TWD: Obviously, the Obama administration wants Assad out. It has repeatedly insisted that Assad has to go.
Slim: But it’s not obvious. They talk the talk, but their walk is contrary to the talk. There is a total mismatch between the walk and the talk.
TWD: What could the Obama administration have done differently?
Slim: 2013 was the opportunity to basically ground the Syrian Air Force. That was the minimum that should have been done — deny that airpower. Now our options are very constrained. It’s over. I give up on this administration.
TWD: Now the Russians have been bombing rebels in Syria, strengthening Assad’s hand.
Slim: We have to confront the Russians in Syria. We have to make clear to the Russians there are consequences to their trying to basically negotiate by fire.
TWD: And what do you suggest the U.S. government do?
Slim: I think what we can do is create a no-fly zone. We can work with the Saudis and the Turks at least on the no-fly zone and I think say to Russia either there is a ceasefire or we have to create this no-fly zone where we put these refugees. We have how many refugees from Aleppo that are sitting on the border with Turkey? At some point Turkey is going to say enough is enough.
TWD: Do you envision a scenario in which Assad gives up power and maybe takes asylum somewhere, as has been proposed by some international experts in the past?

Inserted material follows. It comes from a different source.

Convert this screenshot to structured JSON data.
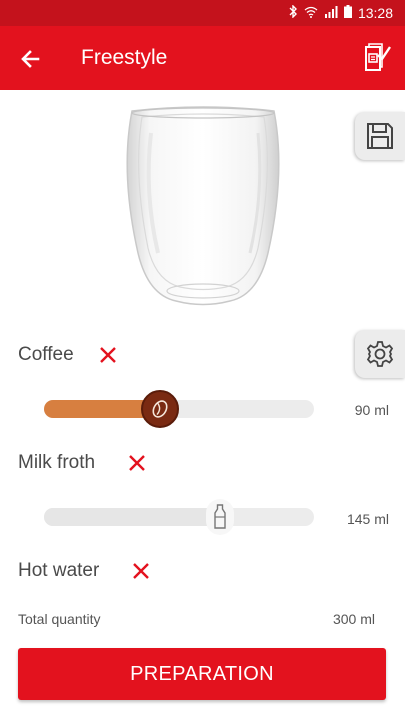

Slim: Why would he leave now? Put yourself in his position. His forces are, thanks to the Russians and Iranians and Hezbollah and the Iraqis, regaining that (northwestern) part of Syria. But once he regains control of Aleppo and solidifies his control over the west, then he has to deal with these two entities that will be there: One is the Kurds and the other is the Islamic State. It’s going to be interesting to see if Assad is going to confront both of these or not. He wants to regain control of Aleppo because once he has Aleppo and you have Homs, Hamas and Damascus, then you control the country. He can live without that little countryside. Let ISIS deal with it.
TWD: You are obviously a big proponent of diplomacy, dialogue and talking with adversaries to try to resolve disputes. What about terrorist groups such as al-Qaeda or ISIS? Is there any sense at all in trying to initiate dialogue there?
Slim: What’s the point of talking with them? They don’t want to talk. Dialogue and talking implies respecting the other’s humanity — the other’s presence as a valid interlocutor and as a partner in human interaction. ISIS — I mean come on, come on! They have ruled themselves out of the sphere of human interactions. They are just way, way, way outside that and that is why I’m totally of the idea we have to defeat them. We have to defeat them and we have to destroy them. We cannot let them survive.